Depuis 1995, Reporters Sans Frontières (RSF) révèle son bilan annuel des exactions commises contre les journalistes dans le monde. Quel est le premier enseignement du bilan de l’année 2021 ? 

Pauline ADÈS-MÉVEL  : Nous avons effectivement un enseignement majeur à tirer du bilan annuel. Ce qui apparait de manière la plus évidente c’est le nombre record de journaliste en détention en 2021 par rapport à l’année précédente. Cette année c’est 488 journalistes derrière les barreaux, soit une hausse de 20%, c’est énorme ! Malgré le fait qu’une partie du monde a été maintenu en confinement, plus de journalistes ont été placés en détentionJamais, depuis la création du bilan de RSF en 1995 le nombre de journaliste emprisonnés a été aussi élevé.

Pauline ADÈS-MÉVEL©RSF

Il y a des zones que nous identifions comme l’explication de ces détentions arbitraires dont 3 pays : la Birmanie, où la junte a repris le pouvoir par la force ; le Belarus [ou Biélorussie] qui est aux portes de l’Europe et qui nous inquiète puisque le pays a sombré dans la répression après la réélection de son président Loukachenko en août 2020 ; et la Chine qui depuis plusieurs années est la plus grande prison de journaliste au monde avec 127 journalistes derrière les barreaux en 2021. Également la répression qui est menée à Hong-Kong avec des fermetures en série de médias. Hong-Kong dégringole dans le classement annuel de la liberté de la presse notamment à cause de ces arrestations. 

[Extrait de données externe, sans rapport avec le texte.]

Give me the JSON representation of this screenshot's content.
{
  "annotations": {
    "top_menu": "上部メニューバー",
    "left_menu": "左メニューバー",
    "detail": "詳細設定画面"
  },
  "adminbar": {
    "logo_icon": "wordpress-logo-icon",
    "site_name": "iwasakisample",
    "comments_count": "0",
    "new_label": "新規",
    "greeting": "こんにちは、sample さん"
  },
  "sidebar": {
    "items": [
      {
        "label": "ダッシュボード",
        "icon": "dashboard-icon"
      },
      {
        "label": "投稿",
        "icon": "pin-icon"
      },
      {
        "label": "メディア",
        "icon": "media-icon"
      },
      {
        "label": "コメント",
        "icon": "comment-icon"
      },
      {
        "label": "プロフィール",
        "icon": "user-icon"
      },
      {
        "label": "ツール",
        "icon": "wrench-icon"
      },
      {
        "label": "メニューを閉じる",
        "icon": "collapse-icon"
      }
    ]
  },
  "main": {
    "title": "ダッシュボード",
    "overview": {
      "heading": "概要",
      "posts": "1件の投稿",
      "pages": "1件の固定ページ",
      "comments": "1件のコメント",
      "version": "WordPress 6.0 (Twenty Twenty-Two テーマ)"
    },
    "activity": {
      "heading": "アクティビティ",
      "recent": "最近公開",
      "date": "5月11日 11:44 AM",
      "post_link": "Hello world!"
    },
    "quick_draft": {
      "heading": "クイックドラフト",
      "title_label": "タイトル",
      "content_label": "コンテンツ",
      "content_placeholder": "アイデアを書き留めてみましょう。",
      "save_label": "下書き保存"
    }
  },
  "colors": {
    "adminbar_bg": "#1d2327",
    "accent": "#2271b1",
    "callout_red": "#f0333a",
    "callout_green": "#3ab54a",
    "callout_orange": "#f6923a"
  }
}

Y-a-t-il un point commun entre ces 3 pays ? 

Le point commun est que ce sont tous des régimes autoritaires. C’est le régime de la force. C’est la junte en Birmanie, c’est la répression féroce d’Alexander Loukachenko au Belarus et puis c’est la main de Xi Jinping sur l’information et sur le territoire de Hong-Kong qu’il contrôle complètement. Ce sont des régimes qui n’ont plus de scrupules. 

Dans ces régimes autoritaires, les journalistes dans leur ensemble sont considérés comme un groupe dangereux, un groupe à éliminer. Tout cela, parce qu’ils informent, parce qu’ils documentent, parce qu’ils font savoir ce qu’il se passe. Donc il faut les empêcher d’informer. 

Par exemple, en Chine de nombreux journalistes correspondants ont été exportés, en Birmanie il y a eu aussi plusieurs arrestations de journalistes étrangers. 

Jamais RSF n’avait recensé autant de femmes journalistes détenues” – Bilan annuel RSF

J’ai découvert dans votre rapport qu’il y a un tiers de plus de femmes journalistes derrière les barreaux par rapport à 2020. C’est un constat édifiant, comment vous expliquez cela ? 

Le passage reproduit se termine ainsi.